America’s special bond with the United Kingdom was on full, dazzling display this week during President Donald Trump’s pomp-filled second state visit to Britain.
But divisions over Ukraine will resurface Thursday when Trump meets with Prime Minister Keir Starmer, who has taken on a greater role in the war along with other European leaders in response to Trump’s growing frustration with the conflict.
“The U.S. has taken a step back at least in terms of providing material support for Ukraine, which has put a greater burden on Europe to take up the slack,” John Herbst, a former U.S. ambassador to Ukraine, told Newsweek.
The United States under former President Joe Biden led the international coalition that backed Ukraine after Russia’s full-scale invasion in 2022. Trump returned to office promising to end the war, but he has also questioned whether Washington should continue providing military aid to Kyiv and shown reluctance to impose further sanctions on Russia.

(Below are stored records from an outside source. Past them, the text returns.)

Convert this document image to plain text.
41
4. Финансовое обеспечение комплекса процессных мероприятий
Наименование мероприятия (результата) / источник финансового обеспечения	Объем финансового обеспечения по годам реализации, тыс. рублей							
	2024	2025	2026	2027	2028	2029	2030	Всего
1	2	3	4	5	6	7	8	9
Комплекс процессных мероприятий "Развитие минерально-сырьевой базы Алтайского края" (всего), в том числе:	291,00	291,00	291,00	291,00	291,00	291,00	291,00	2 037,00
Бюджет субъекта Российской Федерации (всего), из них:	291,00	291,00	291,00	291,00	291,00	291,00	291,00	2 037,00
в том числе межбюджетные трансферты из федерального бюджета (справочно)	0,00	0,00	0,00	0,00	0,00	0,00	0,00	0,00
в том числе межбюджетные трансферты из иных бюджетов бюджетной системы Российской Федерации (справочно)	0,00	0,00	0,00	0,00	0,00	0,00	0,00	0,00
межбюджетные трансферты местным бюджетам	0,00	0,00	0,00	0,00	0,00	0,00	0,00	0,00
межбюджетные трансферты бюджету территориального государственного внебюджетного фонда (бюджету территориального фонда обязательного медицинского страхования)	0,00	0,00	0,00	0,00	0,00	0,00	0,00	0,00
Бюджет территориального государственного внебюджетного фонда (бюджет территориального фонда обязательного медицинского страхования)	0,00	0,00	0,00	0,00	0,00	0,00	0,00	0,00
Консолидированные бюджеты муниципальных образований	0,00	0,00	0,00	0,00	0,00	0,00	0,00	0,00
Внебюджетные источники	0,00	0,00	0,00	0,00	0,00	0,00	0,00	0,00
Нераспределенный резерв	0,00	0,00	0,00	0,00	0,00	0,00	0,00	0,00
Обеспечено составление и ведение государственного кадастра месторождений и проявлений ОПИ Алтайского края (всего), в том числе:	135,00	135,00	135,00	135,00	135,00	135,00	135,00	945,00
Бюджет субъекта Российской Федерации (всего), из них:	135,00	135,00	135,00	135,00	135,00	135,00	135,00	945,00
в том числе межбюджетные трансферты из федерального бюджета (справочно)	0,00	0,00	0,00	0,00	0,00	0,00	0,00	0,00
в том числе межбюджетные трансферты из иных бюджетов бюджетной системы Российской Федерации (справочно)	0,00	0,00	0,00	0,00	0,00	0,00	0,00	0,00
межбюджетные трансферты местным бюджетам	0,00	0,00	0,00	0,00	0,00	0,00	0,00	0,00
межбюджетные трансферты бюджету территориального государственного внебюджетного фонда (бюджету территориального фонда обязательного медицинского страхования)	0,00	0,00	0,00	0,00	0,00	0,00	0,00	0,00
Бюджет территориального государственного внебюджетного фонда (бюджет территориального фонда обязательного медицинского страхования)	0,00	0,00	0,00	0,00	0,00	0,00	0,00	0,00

With Trump’s second term still only in its early innings, analysts said it’s too soon to conclude that the U.S. has fully ceded its leadership role in resolving the conflict to Britain, France, and other allies.
Still, recent moves suggest the Trump administration is content to let other nations take on more of the responsibility in arming Ukraine.
Shortly before Trump’s state visit to the UK, the administration reportedly approved a first round of weapons shipments for Ukraine that were purchased by NATO members. The shipments are part of an agreement Trump announced in July to have allies buy weapons for Kyiv from U.S. stockpiles — a break from the Biden administration’s policy of providing billions in direct military aid to Ukraine.
“We’re in it for a lot of money and we don’t want to do it anymore,” Trump said at the time, in the July Oval Office meeting with NATO Secretary General Mark Rutte.
Trump added, “This is not Trump’s war.”
The comments, combined with the president’s more recent public expressions of anger over the stalled peace talks between Kyiv and Moscow, reflect his growing frustration with a war that he promised to end in his first 24 hours back in office.
“The United States is still allowing U.S. military products to go to Ukraine, they’re just forcing the Europeans to pay for them,” said Jeff Rathke, the president of the American-German Institute at Johns Hopkins University. “It’s not a complete abandonment, but it’s also not the same as leadership.”
Trump has at times sought to play a central role as negotiator-in-chief in an effort to bring the more than three-year war to a close. He has met with Ukrainian President Volodymyr Zelensky and held a summit in Alaska last month with Russian President Vladimir Putin.
But the administration’s focus on Ukraine has also been sidelined at times in the face of other pressing issues, from Trump’s domestic legislative agenda and immigration crackdown to the recent assassination of conservative activist Charlie Kirk.
That created an opening that Starmer, French President Emmanuel Macron and other European leaders have tried to fill.
In March, Macron announced that France would provide Ukraine with $2 billion in military aid. Macron made the announcement at an event alongside Zelensky where he urged Russia to agree to a ceasefire without preconditions.
Macron said earlier this month that more than two dozen nations had agreed to form a UK and French-led “Coalition of the Willing” to back Ukraine. There has also been growing support in Europe for providing peacekeeping troops in Ukraine after the war. Zelensky has said security guarantees for Ukraine must be included in any negotiated settlement with Russia.
Ahead of Trump’s state visit to the UK, Zelensky said he hoped Starmer would discuss security guarantees for Ukraine during his meeting with Trump.
“Before we end the war, I really want to have all the agreements in place,” Zelensky told Sky News. “To make this happen, we need a clear position of President Trump.”
With Trump’s position on Ukraine continuing to shift, analysts said Europe has no choice but to step up support for Kyiv. That reality was driven home by Russia’s drone incursion last week into Poland, a NATO member state.
“The Russian drone incursion into Polish airspace last week only underscores the vulnerabilities that are becoming more and more obvious,” Rathke said.
“There’s no single country in Europe that can fill the role the United States typically has in the past,” he added. But European countries are “trying to find new ways to create structures that will be effective in delivering Ukraine the resources and support it needs to defend itself.”